The latest line of Callaway irons is the Steelhead XR cavity back irons. With more and more PGA Tour Pros going to cavity back irons it will likely be the case that amateurs and your everyday scratch golfers go to cavity backs some time in 2017. While cavity backs are extremely forgiving, it might be the case that they have too much of a cavity for some of the better low handicap players.
Before assuming the Callaway Steelhead XR irons are right for you, I would strongly suggest trying them out for a round or two. You can pick up a set at Golfsmith or Golf Galaxy for around $800 depending on how many clubs you want. I think everyone should have an A wedge or approach wedge in their bag. This is something I use for chipping around the green on tight lies and a 100 to 115 yard shot. Instead of trying to flush a gap wedge you can use the approach wedge and have much more control.
As we near the beginning of the 2017 golf season, look for Callaway to make a very strong push to sell these Steelhead XR irons to the weekend golfer. In the last two years I have had the X Hot and the XR Irons. Personally, the XR irons were a huge step up and it is mostly because of the cavity back and forgiveness.
For the golfer that struggles to get distance on their irons, you may want to consider getting regular 5.5 graphite shafts. Personally, I love a very light shaft with my irons as it makes them much more whippy.

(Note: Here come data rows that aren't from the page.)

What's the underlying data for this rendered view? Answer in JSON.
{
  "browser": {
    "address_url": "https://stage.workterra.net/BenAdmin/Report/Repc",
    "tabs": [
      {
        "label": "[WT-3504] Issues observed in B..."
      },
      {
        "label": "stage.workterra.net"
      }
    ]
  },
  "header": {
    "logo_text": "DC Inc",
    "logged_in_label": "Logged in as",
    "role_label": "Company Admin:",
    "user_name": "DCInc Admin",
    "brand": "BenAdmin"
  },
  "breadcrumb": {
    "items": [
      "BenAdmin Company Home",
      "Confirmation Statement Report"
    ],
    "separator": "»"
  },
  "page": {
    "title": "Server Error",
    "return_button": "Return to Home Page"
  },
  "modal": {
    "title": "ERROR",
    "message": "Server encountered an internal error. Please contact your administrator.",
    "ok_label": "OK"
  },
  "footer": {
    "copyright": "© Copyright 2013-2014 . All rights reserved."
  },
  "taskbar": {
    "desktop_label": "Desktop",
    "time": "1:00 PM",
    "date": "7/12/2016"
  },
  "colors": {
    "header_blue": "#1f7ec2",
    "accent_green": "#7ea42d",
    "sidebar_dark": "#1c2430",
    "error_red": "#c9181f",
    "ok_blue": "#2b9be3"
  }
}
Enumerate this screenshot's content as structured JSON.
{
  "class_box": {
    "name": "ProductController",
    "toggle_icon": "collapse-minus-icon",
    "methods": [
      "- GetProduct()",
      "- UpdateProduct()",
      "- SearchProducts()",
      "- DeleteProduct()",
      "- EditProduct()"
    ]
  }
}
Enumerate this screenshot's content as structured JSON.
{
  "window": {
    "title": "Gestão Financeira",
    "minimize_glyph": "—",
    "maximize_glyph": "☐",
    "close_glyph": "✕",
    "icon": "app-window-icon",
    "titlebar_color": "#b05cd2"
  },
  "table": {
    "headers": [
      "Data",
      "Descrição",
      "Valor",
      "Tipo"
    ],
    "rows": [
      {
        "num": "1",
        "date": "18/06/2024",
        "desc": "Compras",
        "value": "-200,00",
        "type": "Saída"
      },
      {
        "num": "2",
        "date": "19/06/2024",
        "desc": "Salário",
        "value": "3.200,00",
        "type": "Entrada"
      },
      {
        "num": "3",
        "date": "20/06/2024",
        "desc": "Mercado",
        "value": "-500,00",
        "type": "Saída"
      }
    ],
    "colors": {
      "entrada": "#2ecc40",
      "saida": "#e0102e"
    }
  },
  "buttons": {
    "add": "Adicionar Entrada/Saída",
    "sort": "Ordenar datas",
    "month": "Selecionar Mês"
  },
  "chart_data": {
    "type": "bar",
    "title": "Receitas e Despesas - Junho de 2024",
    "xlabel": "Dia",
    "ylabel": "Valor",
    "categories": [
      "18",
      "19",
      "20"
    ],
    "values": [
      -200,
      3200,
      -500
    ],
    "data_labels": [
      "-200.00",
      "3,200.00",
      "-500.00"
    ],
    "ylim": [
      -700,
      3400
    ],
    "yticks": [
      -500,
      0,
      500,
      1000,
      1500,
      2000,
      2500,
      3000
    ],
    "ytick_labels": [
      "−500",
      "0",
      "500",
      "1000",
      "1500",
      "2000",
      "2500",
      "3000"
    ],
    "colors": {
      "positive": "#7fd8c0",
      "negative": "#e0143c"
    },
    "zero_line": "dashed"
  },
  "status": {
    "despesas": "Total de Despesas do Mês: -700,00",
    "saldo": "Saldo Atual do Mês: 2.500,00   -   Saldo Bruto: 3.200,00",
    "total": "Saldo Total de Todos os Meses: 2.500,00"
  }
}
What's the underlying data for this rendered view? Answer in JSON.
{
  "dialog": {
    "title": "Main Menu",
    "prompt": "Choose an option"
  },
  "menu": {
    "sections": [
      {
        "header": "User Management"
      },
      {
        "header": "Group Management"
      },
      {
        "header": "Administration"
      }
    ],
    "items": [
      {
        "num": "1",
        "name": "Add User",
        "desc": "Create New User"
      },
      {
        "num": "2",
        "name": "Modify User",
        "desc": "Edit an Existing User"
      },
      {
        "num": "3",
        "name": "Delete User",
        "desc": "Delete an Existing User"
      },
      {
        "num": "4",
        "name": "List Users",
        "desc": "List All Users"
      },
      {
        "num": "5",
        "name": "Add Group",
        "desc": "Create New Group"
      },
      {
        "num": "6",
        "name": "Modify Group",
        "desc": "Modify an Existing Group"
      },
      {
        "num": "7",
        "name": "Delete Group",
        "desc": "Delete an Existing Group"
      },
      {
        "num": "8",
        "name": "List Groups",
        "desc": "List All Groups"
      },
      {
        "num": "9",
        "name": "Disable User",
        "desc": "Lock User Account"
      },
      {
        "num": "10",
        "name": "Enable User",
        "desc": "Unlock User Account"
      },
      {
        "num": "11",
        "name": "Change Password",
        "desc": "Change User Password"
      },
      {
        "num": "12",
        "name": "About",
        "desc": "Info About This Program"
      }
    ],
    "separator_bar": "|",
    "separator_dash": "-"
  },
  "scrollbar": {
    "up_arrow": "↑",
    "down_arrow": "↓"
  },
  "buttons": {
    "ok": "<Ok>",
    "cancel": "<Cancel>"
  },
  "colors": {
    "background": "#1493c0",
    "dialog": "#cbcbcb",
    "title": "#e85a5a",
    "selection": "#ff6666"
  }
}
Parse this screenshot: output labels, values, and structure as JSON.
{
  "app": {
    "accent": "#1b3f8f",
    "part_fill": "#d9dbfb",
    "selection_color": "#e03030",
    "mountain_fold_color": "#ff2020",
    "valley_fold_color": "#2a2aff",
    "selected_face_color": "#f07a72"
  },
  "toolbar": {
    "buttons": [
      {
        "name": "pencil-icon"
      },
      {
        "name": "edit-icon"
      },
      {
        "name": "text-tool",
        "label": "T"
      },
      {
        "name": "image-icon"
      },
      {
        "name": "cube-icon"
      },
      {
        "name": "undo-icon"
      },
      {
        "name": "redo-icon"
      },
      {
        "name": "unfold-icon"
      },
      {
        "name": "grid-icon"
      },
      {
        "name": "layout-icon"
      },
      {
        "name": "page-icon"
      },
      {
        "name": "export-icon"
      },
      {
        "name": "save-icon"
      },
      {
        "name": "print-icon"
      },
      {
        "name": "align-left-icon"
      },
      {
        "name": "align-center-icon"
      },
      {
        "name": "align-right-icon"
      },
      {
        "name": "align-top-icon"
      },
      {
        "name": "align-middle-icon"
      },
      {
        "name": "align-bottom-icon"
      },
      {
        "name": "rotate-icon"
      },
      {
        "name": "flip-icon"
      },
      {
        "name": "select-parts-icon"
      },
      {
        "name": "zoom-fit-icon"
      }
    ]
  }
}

You can also get the stiff or extra stiff steel shafts if you feel you want more distance with a high club head speed.
Coming from someone that is a 5 handicap, I can promise you that club head speed does not always determine how good of a golfer you are. My driver club head speed is around 80 mph and my irons are much lower. I can still shoot in the low 70s on any given day. Learn to chip and putt and you won’t need to hit your 8 iron 175 yards.
Have you purchased the Callaway Steelhead XR irons? What do you think about them? Do you think the cavity back is too much? Would you rather have a blade such as the Apex line?